CAP pede medidas extraordinárias para combater a seca

As previsões agrícolas divulgadas esta terça-feira pelo Instituto Nacional de Estatística (INE) apontam para que a área destinada aos cereais de outono/inverno seja a menor dos últimos 100 anos.

Jason Reed/Reuters

A seca extrema não está a dar tréguas no setor da agricultura e as previsões do Instituto Nacional de Estatística (INE) antecipam uma redução da área de cultivo de cereais de inverno para um mínimo histórico dos últimos 100 anos. À rádio “TSF”, o presidente da Confederação dos Agricultores de Portugal (CAP), Eduardo Oliveira e Sousa, pede ao Governo um plano nacional de emergência temendo pela soberania alimentar do país.

Eduardo Oliveira e Sousa considera que é urgente serem tomadas medidas a curto, médio e longo prazo para reverter a tendência de enfraquecimento da produção agrícola. O responsável pede medidas  extraordinárias para o setor e defende que deve ser o próprio primeiro-ministro, António Costa, a coordenar esse plano.

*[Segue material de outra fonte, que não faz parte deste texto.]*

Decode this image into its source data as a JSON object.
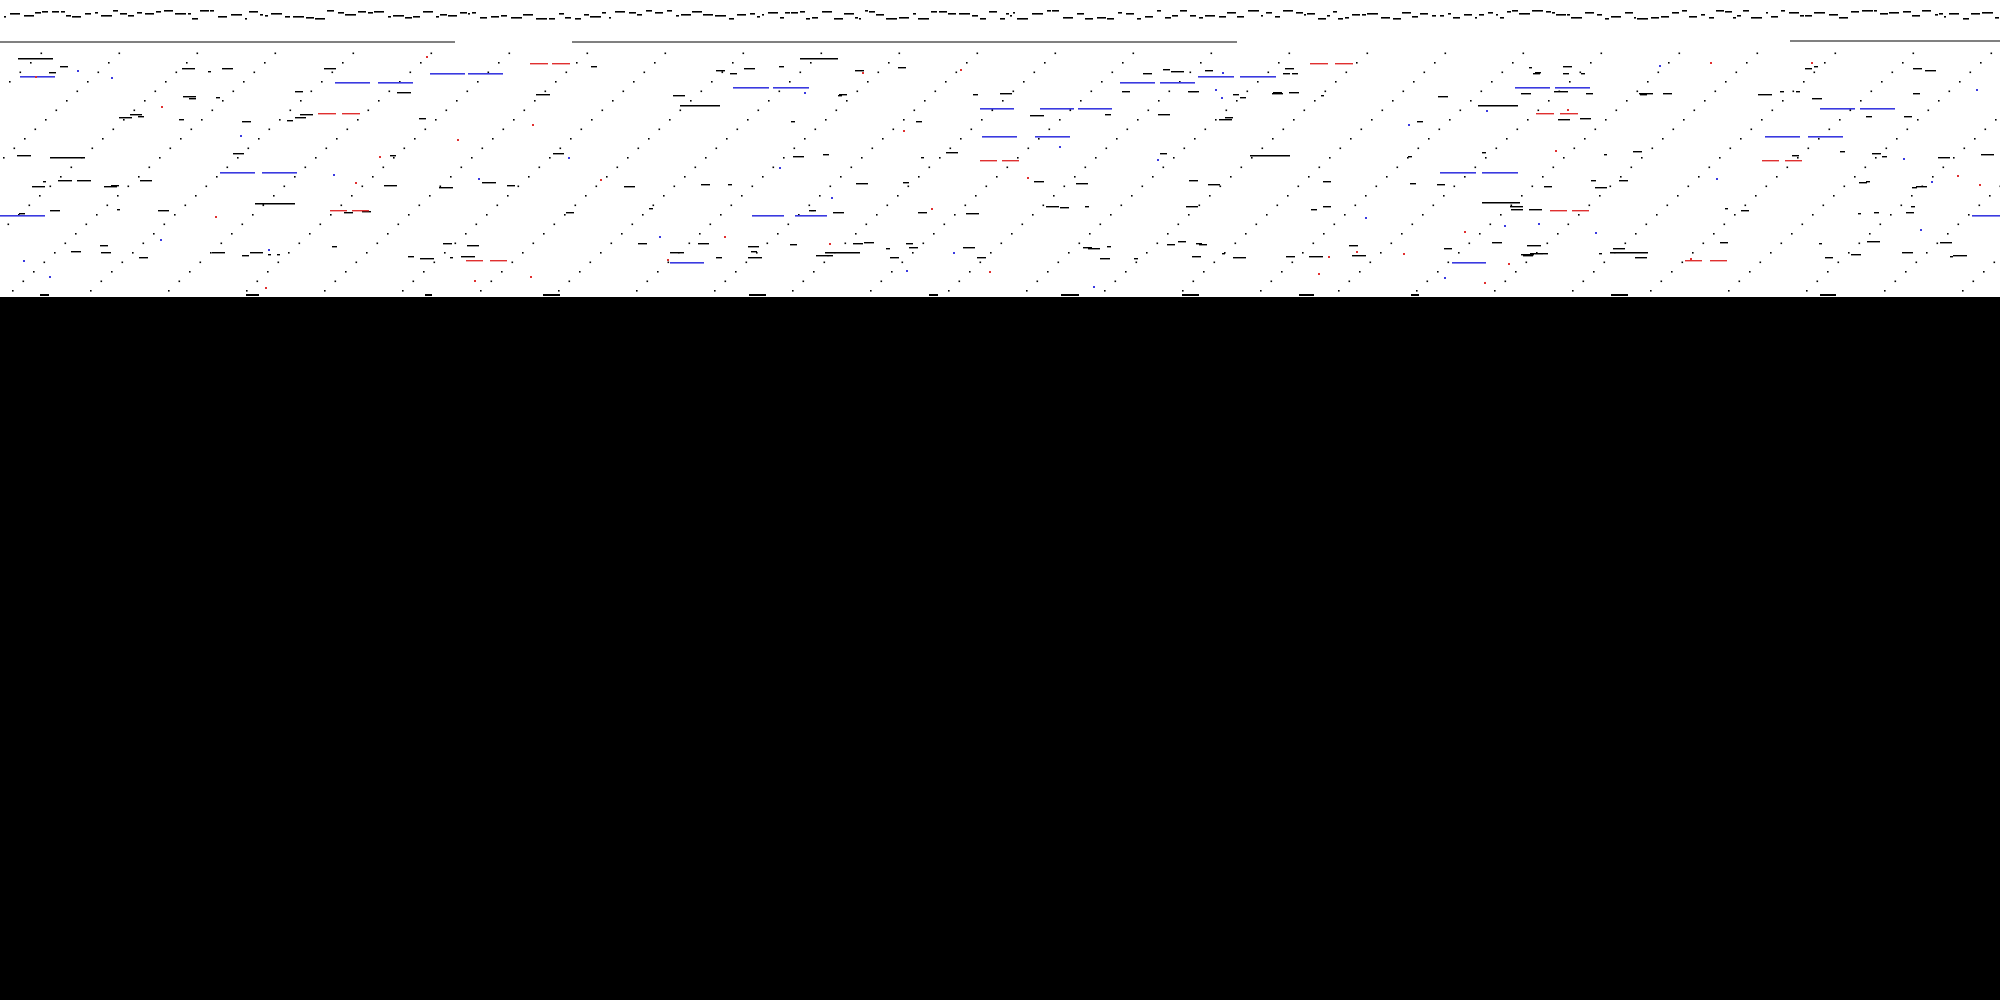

“Neste moment,o precisamos de vontade e de reconhecimento. Queremos que as pessoas que têm o poder nas mãos reconheçam esta situação e que comecem a tomar decisões objetivas”, explicou à TSF Eduardo Oliveira e Sousa. “Onde é que estão as medidas e os planos? É preciso que se debatam estas medidas connosco, com todas as entidades da sociedade civil. A população tem as suas organizações devidamente formadas no terreno, que têm de ser ouvidas, para que depois haja uma equipa técnica que pense nas soluções e só depois as decisões políticas”, acrescenta.

O presidente da CAP dá exemplos de medidas que podem ser implementadas neste setor como, por exemplo, ajudas específicas à manutenção de animais e a simplificação das regras da Política Agrícola Comum. Além disso, Eduardo Oliveira e Sousa fala da necessidade de pedir a Bruxelas ajudas extraordinárias.

As previsões agrícolas divulgadas esta terça-feira pelo Instituto Nacional de Estatística (INE) apontam para que a área destinada aos cereais de outono/inverno seja a menor dos últimos 100 anos. Este é o quinto ano consecutivo em que se prevê uma diminuição da área cultivada, com o gabinete de estatísticas a antecipar um mínimo histórico de 121 mil hectares para este tipo de culturas agrícolas.